Kolumne im Schwäbischen Tagblatt vom 13.11.2009

Liebe Tübingerinnen und Tübinger,

in meiner ersten Kolumne nach den Wahlen möchte ich mich nochmals sehr herzlich für das Vertrauen aller Wählerinnen und Wähler im Wahlkreis bedanken! Mein Wahlkreisbüro steht weiterhin allen Interessierten und Initiativen offen!

Der neue Bundestag hat sich konstituiert und Die Linke ist durch Ihre Hilfe mit einer gestärkten Fraktion präsent. Wir können nun noch offensiver gegen Krieg und Militarisierung, gegen weiteren Sozialabbau und gegen den Durchmarsch der Atomlobby aktiv werden. Widerstand wird auch bitter nötig, wenn es um die Frage geht, wer die Kosten der Finanzkrise eigentlich trägt? Und wo das Geld fehlt, das nun in Milliardenhöhe für Banken – auch die LBBW – zur Verfügung gestellt wird.

Zum Beispiel in der Bildung. Daher begrüße ich die Aktionen der Studierenden rund um den bundesweiten Bildungsstreik. Die aktuelle Besetzungswelle gegen eine verfehlte Bildungspolitik, die von Österreich ausgehend immer mehr deutsche Unis erreicht, ist die richtige Aktionsform gegen die Ignoranz und Arroganz der Landes- und Bundesregierung! Die Studierenden haben in Baden-Württemberg ja fast keine andere Möglichkeit, sich Gehör zu verschaffen, denn seit der Abschaffung der verfassten Studierendenschaften haben sie fast nichts mehr zu sagen!

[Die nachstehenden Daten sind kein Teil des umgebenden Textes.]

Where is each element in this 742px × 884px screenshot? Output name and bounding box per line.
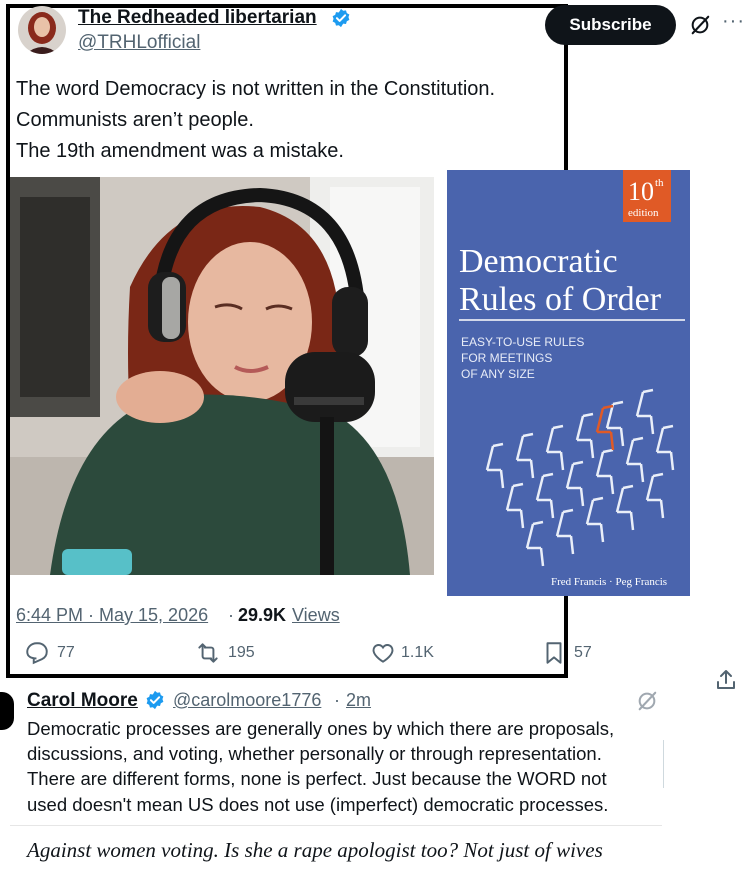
reply-text-line-1: Democratic processes are generally ones …: [27, 718, 615, 739]
reply-text-line-3: There are different forms, none is perfe…: [27, 768, 607, 789]
share-icon[interactable]: [714, 668, 738, 692]
edition-suffix: th: [655, 177, 664, 189]
edition-number: 10: [628, 177, 654, 206]
reply-text-line-2: discussions, and voting, whether persona…: [27, 743, 602, 764]
quote-text: Against women voting. Is she a rape apol…: [27, 838, 603, 862]
verified-badge-icon: [146, 690, 164, 710]
retweet-count: 195: [228, 644, 255, 661]
book-subtitle-line-3: OF ANY SIZE: [461, 367, 535, 381]
retweet-icon[interactable]: [195, 640, 221, 666]
handle[interactable]: @TRHLofficial: [78, 32, 200, 54]
like-icon[interactable]: [370, 640, 396, 666]
more-options-icon[interactable]: ···: [722, 10, 742, 33]
views-count: 29.9K: [238, 605, 287, 625]
tweet-timestamp[interactable]: 6:44 PM · May 15, 2026: [16, 605, 208, 626]
reply-count: 77: [57, 644, 75, 661]
views-separator: ·: [228, 605, 234, 625]
subscribe-button[interactable]: Subscribe: [545, 5, 676, 45]
views-link[interactable]: Views: [292, 605, 340, 626]
bookmark-icon[interactable]: [541, 640, 567, 666]
bookmark-count: 57: [574, 644, 592, 661]
reply-display-name[interactable]: Carol Moore: [27, 690, 138, 712]
reply-separator: ·: [334, 690, 340, 710]
divider: [663, 740, 664, 788]
tweet-text-line-1: The word Democracy is not written in the…: [16, 78, 496, 100]
divider: [10, 825, 662, 826]
verified-badge-icon: [332, 8, 350, 28]
avatar[interactable]: [18, 6, 66, 54]
reply-text-line-4: used doesn't mean US does not use (imper…: [27, 794, 609, 815]
reply-avatar[interactable]: [0, 692, 14, 730]
reply-timestamp[interactable]: 2m: [346, 690, 371, 711]
tweet-text-line-2: Communists aren’t people.: [16, 109, 254, 131]
book-subtitle-line-1: EASY-TO-USE RULES: [461, 335, 584, 349]
book-subtitle-line-2: FOR MEETINGS: [461, 351, 552, 365]
reply-icon[interactable]: [24, 640, 50, 666]
reply-handle[interactable]: @carolmoore1776: [173, 690, 321, 711]
book-title-line-2: Rules of Order: [459, 281, 662, 318]
book-authors: Fred Francis · Peg Francis: [551, 576, 667, 588]
tweet-text-line-3: The 19th amendment was a mistake.: [16, 140, 344, 162]
edition-word: edition: [628, 207, 659, 219]
grok-icon[interactable]: [636, 690, 658, 712]
like-count: 1.1K: [401, 644, 434, 661]
book-cover-image[interactable]: 10 th edition Democratic Rules of Order …: [447, 170, 690, 596]
grok-icon[interactable]: [689, 14, 711, 36]
tweet-photo[interactable]: [10, 177, 434, 575]
display-name[interactable]: The Redheaded libertarian: [78, 7, 317, 29]
book-title-line-1: Democratic: [459, 243, 618, 280]
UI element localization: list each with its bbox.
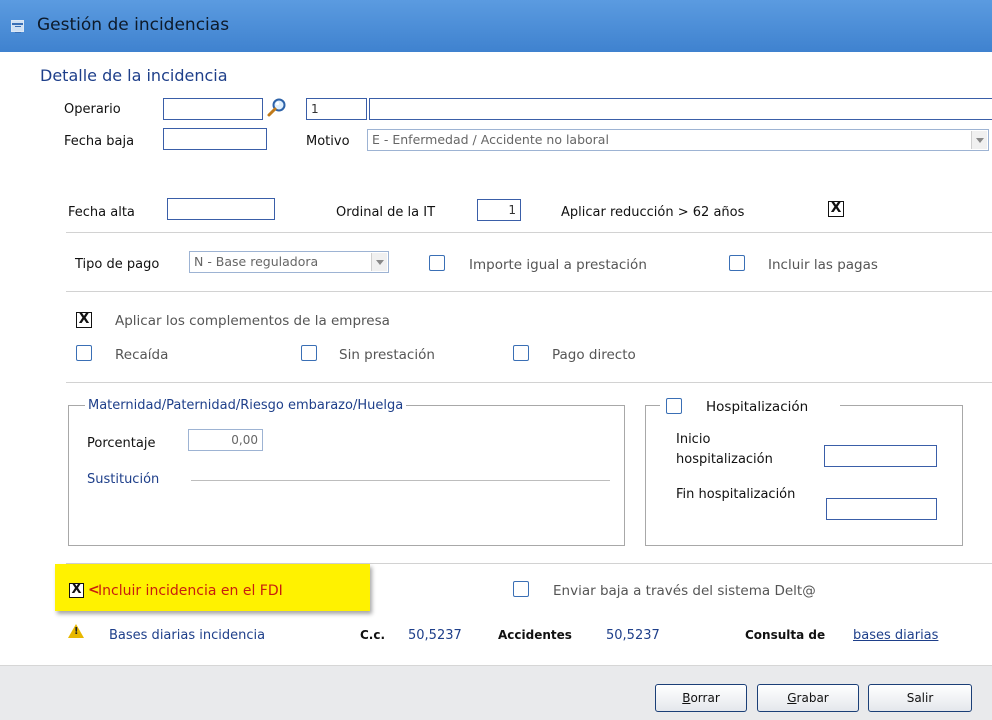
- incluir-fdi-label: Incluir incidencia en el FDI: [98, 583, 283, 599]
- accidentes-value: 50,5237: [606, 628, 660, 643]
- inicio-hospitalizacion-label-1: Inicio: [676, 432, 711, 447]
- pago-directo-checkbox[interactable]: [513, 345, 529, 361]
- recaida-checkbox[interactable]: [76, 345, 92, 361]
- complementos-checkbox[interactable]: X: [76, 312, 92, 328]
- consulta-label: Consulta de: [745, 628, 826, 642]
- tipo-pago-select[interactable]: N - Base reguladora: [189, 251, 389, 273]
- hospitalizacion-label: Hospitalización: [706, 399, 809, 415]
- porcentaje-input[interactable]: 0,00: [188, 429, 263, 451]
- complementos-label: Aplicar los complementos de la empresa: [115, 313, 390, 329]
- aplicar-reduccion-checkbox[interactable]: X: [828, 201, 844, 217]
- window-icon: [11, 20, 24, 33]
- importe-igual-label: Importe igual a prestación: [469, 257, 647, 273]
- inicio-hospitalizacion-label-2: hospitalización: [676, 452, 773, 467]
- fecha-alta-label: Fecha alta: [68, 205, 135, 220]
- section-title: Detalle de la incidencia: [40, 66, 228, 85]
- bases-label: Bases diarias incidencia: [109, 628, 266, 643]
- motivo-value: E - Enfermedad / Accidente no laboral: [372, 132, 609, 147]
- pago-directo-label: Pago directo: [552, 347, 636, 363]
- sin-prestacion-checkbox[interactable]: [301, 345, 317, 361]
- cc-value: 50,5237: [408, 628, 462, 643]
- delta-checkbox[interactable]: [513, 581, 529, 597]
- divider: [66, 291, 992, 292]
- borrar-button[interactable]: Borrar: [655, 684, 747, 712]
- maternidad-legend: Maternidad/Paternidad/Riesgo embarazo/Hu…: [85, 398, 407, 413]
- search-icon[interactable]: [266, 97, 288, 119]
- operario-name-input[interactable]: [369, 98, 992, 120]
- sustitucion-label: Sustitución: [87, 472, 160, 487]
- incluir-pagas-label: Incluir las pagas: [768, 257, 878, 273]
- divider: [66, 382, 992, 383]
- tipo-pago-label: Tipo de pago: [75, 257, 160, 272]
- cc-label: C.c.: [360, 628, 386, 642]
- fecha-baja-input[interactable]: [163, 128, 267, 150]
- salir-button[interactable]: Salir: [868, 684, 972, 712]
- inicio-hospitalizacion-input[interactable]: [824, 445, 937, 467]
- fin-hospitalizacion-input[interactable]: [826, 498, 937, 520]
- dropdown-arrow-icon[interactable]: [371, 253, 387, 271]
- importe-igual-checkbox[interactable]: [429, 255, 445, 271]
- motivo-label: Motivo: [306, 134, 350, 149]
- incluir-fdi-checkbox[interactable]: X: [69, 583, 84, 598]
- ordinal-it-input[interactable]: 1: [477, 199, 521, 221]
- fin-hospitalizacion-label: Fin hospitalización: [676, 487, 796, 502]
- window-title: Gestión de incidencias: [37, 15, 230, 35]
- hospitalizacion-legend: Hospitalización: [660, 396, 840, 418]
- incluir-pagas-checkbox[interactable]: [729, 255, 745, 271]
- fecha-baja-label: Fecha baja: [64, 134, 135, 149]
- hospitalizacion-groupbox: [645, 405, 963, 546]
- aplicar-reduccion-label: Aplicar reducción > 62 años: [561, 205, 745, 220]
- warning-icon: !: [68, 624, 84, 638]
- tipo-pago-value: N - Base reguladora: [194, 254, 319, 269]
- motivo-select[interactable]: E - Enfermedad / Accidente no laboral: [367, 129, 989, 151]
- ordinal-it-label: Ordinal de la IT: [336, 205, 436, 220]
- porcentaje-label: Porcentaje: [87, 436, 156, 451]
- operario-label: Operario: [64, 102, 121, 117]
- hospitalizacion-checkbox[interactable]: [666, 398, 682, 414]
- operario-code-input[interactable]: [163, 98, 263, 120]
- grabar-button[interactable]: Grabar: [757, 684, 859, 712]
- operario-number-input[interactable]: 1: [306, 98, 367, 120]
- fecha-alta-input[interactable]: [167, 198, 275, 220]
- bases-diarias-link[interactable]: bases diarias: [853, 628, 938, 643]
- sin-prestacion-label: Sin prestación: [339, 347, 435, 363]
- delta-label: Enviar baja a través del sistema Delt@: [553, 583, 816, 599]
- divider: [66, 232, 992, 233]
- recaida-label: Recaída: [115, 347, 169, 363]
- sustitucion-divider: [191, 480, 610, 481]
- accidentes-label: Accidentes: [498, 628, 572, 642]
- dropdown-arrow-icon[interactable]: [971, 131, 987, 149]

Und auch in Tübingen ist es nicht besser: Uni-Rektor Bernd Engler zeigt mit seinem Vorgehen kein großes Dialogverständnis. Dabei würde von einem Erfolg der Studierenden ja die gesamte Universität profitieren. Wirkliche Mitbestimmung und mehr Geld sind überfällig. Übrigens auch für die Hochschulsekretärinnen, die für eine bessere Bezahlung kämpfen, da sich ihr Tätigkeitsprofil völlig verändert und vor allem erweitert hat. Deshalb: unterstützen wir die Studierenden in ihrem Streik!

Mehr Geld für Bildung gäbe es auch, wenn nicht immer mehr Geld in Krieg und Militärprojekte fließen würde. Allein für den Afghanistan-Krieg wird mittlerweile mehr als 900 Millionen Euro ausgegeben, viermal mehr als für die zivile Entwicklung. Das Parlament entscheidet über die Verlängerung dieses Einsatzes im Dezember und dafür wird es auch entscheidend sein, dass die Mehrheit, die sich in der Bevölkerung gegen den Krieg ausspricht, auch öffentlich sichtbar wird. Die Friedensbewegung organisiert dazu am 28.11. bundesweite „Probeabstimmungen“ und in Stuttgart wird an diesem Tag auch gegen den Krieg demonstriert.